Thich Nhat Hanh, buddhistischer Mönch: Stets setzt der zierliche in brauner Mönchskutte gekleidete Mann das "Königreich Gottes" und das "Reine Land des Buddha" gleich. Hat in seinem Buch "Buddha und Christus heute", einem von über hundert, die Gemeinsamkeiten zwischen Christentum und Buddhismus filigran herausgearbeitet. Und betont diese Gemeinsamkeiten immer wieder. Deshalb kann man in seinem buddhistischen Zentrum in Waldbröl auch das christliche Halleluja hören. Und vermutlich deshalb trifft man bei seinen Retreats – spirituellen Rückzugszeiten – immer wieder auch Pfarrer.
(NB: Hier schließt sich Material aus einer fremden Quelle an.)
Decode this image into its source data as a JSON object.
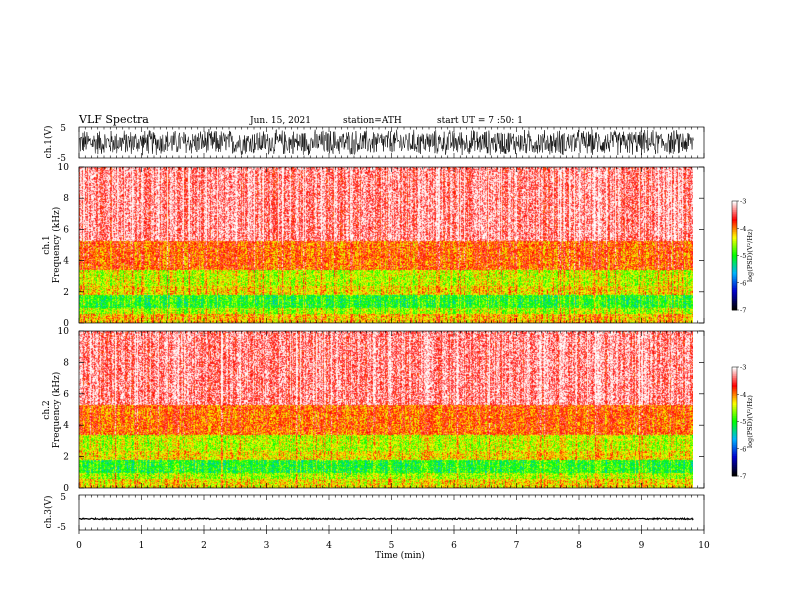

"In der religiösen Praxis sehe ich Jesus und Buddha sehr nahe beieinander. In der Ethik, in dem was sie gesagt und gelehrt haben, sind sie sehr nah beieinander. Wenn man Äußerungen von Buddha liest oder von Jesus besonders aus der Bergpredigt, die sind inhaltlich fast identisch an vielen Punkten, und was den Weg der Meditation angeht, den gibt es im Christentum auch ..."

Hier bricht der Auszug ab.